If a LIDAR unit were fitted to a drone, thought Schefres, it could provide similar detailed spatial reconstruction data — and provide it flexibly, with mobility, avoiding costly setup of equipment at each survey location, all important attributes to Northrop Grumman customers and warfighters.
Schefres mentioned the idea to colleagues at work, and it began to sprout. But the delicate sprouting of a new concept needs potting soil. Happily, some was available.
Within Northrop Grumman is an organization called Blue Labs — what Schefres succinctly describes as “the wild idea shop resembling Shark Tank.”
Incubation for Innovation Helps Warfighters
Schefres succinctly describes Blue Labs as “the wild idea shop resembling Shark Tank.” Schefres’ idea found a home in an innovation working group called the Venture Incubator program that provides employees funding, business advice, classes, and mentorship to make their ideas a reality.
In this fertile environment, this idea evolved into a project called Pathfinder, as it began to take a more definite form. A drone fitted with LIDAR technology could do all sorts of survey work, but it could also do something far more sensitive: fly into a dangerous urban environment, even a building interior inaccessible to GPS data, and give American troops a quick, real-time look at the layout, obstacles, and hazards.
To help develop the business case and secure the value proposition of Pathfinder, the team focused on research and conducted interviews with multiple warfighters. They heard the same messages time after time: Unfamiliar, hostile environments are incredibly dangerous. Reliable recon information is precious. Anything that shows our warfighters what they are facing will save lives.

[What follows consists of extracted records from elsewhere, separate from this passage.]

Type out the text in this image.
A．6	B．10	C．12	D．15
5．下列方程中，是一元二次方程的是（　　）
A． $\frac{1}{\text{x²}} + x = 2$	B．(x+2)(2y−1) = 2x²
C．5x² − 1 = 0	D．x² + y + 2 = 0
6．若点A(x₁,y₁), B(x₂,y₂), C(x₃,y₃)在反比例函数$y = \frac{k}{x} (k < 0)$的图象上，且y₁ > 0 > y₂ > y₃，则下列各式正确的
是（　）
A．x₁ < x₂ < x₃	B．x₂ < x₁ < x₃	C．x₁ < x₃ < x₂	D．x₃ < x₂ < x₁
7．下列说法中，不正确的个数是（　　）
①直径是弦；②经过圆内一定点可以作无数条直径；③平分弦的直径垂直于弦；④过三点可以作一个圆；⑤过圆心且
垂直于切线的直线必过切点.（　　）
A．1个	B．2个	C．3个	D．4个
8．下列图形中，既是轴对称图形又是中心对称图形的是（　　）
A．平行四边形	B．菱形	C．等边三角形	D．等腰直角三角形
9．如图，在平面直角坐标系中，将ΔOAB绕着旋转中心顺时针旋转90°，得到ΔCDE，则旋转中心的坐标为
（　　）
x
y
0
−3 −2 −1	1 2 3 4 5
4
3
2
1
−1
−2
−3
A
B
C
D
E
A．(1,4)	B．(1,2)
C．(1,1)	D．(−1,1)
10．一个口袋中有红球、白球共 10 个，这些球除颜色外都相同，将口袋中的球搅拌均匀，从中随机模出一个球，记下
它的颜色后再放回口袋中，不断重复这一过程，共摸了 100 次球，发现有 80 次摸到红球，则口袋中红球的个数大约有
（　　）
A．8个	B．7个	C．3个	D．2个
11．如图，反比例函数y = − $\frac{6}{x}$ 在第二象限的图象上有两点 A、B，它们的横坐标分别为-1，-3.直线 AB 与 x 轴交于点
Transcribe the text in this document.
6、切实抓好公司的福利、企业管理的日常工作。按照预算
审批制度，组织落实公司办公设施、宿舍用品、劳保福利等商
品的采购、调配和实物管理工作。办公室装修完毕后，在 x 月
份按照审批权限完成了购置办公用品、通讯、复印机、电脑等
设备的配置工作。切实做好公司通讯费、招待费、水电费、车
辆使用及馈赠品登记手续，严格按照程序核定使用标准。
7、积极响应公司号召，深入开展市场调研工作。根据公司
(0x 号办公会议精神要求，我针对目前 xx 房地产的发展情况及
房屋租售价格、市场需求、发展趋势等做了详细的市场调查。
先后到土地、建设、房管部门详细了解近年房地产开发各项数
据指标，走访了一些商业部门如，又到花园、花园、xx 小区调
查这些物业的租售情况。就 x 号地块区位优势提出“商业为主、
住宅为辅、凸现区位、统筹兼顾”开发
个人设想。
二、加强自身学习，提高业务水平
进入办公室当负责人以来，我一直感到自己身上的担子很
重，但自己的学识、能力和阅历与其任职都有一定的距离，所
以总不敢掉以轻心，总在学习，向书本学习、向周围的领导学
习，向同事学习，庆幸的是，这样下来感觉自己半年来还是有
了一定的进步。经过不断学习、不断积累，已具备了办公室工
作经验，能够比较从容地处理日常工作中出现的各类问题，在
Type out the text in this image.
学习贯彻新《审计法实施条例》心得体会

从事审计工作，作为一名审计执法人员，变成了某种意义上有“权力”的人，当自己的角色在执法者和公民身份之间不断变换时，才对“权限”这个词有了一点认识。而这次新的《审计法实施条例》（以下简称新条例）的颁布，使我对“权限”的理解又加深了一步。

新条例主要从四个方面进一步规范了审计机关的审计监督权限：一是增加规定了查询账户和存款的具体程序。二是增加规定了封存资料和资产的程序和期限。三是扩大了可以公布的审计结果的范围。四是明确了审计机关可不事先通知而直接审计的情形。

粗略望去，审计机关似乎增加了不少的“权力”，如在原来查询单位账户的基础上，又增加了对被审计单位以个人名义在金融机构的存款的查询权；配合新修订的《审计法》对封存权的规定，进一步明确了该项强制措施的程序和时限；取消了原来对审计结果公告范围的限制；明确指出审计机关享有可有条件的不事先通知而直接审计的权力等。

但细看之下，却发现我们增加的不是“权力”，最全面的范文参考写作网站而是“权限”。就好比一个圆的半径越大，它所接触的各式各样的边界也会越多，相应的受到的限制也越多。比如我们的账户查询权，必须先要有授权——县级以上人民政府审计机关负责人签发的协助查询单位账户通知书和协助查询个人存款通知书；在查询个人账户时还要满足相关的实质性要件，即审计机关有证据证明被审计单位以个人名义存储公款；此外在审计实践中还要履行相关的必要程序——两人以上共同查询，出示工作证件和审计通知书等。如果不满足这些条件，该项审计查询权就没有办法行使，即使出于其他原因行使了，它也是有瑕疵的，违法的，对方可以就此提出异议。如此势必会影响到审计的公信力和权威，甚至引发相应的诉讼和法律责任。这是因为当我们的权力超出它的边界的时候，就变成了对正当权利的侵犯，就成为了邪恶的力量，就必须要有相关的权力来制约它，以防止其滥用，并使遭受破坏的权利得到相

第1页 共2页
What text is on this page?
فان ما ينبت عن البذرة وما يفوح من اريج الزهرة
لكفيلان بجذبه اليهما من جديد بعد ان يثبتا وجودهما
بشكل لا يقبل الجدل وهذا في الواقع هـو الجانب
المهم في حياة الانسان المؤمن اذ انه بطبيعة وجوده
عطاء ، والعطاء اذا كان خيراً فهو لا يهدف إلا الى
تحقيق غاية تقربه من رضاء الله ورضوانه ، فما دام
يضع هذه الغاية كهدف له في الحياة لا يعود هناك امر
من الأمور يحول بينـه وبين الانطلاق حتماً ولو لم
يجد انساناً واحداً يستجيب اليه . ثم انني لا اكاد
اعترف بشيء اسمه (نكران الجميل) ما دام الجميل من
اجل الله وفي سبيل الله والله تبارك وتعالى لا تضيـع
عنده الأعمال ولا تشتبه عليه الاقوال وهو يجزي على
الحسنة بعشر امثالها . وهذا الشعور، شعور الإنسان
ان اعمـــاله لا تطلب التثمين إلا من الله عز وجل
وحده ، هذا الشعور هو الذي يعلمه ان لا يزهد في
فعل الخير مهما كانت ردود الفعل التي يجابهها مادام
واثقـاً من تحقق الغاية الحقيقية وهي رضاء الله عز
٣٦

Object Detection, Object Tracking, and Localization
An idea is one thing. Making it happen means wrestling with the details. The challenge for Pathfinder is mounting not only a LIDAR unit on a drone, but also a computer powerful enough to put the data to work in real time.
A LIDAR unit generates a “point cloud” — a dense set of distance measurements that must be interpreted into objects and, more importantly, boundaries with which one can navigate.
Initial testing has shown that available technology meets the benchmark standard to justify further development, but it is a long journey from bench test to battlefield.
How Practice and Culture Support Innovation in Engineering
Meanwhile, Schefres drew two key insights from the Pathfinder launch experience, one about engineering practice, the other about engineering culture.
The engineering practice insight is that what he calls generative engineering, where “the solution space isn’t even defined yet,” explains Schefres. The engineer has to determine the contours of the possible, as opposed to reductive engineering in which engineers solve specific problems for a customer.
The engineering culture insight that Schefres draws from Pathfinder is simpler: Great engineering organizations support wild ideas.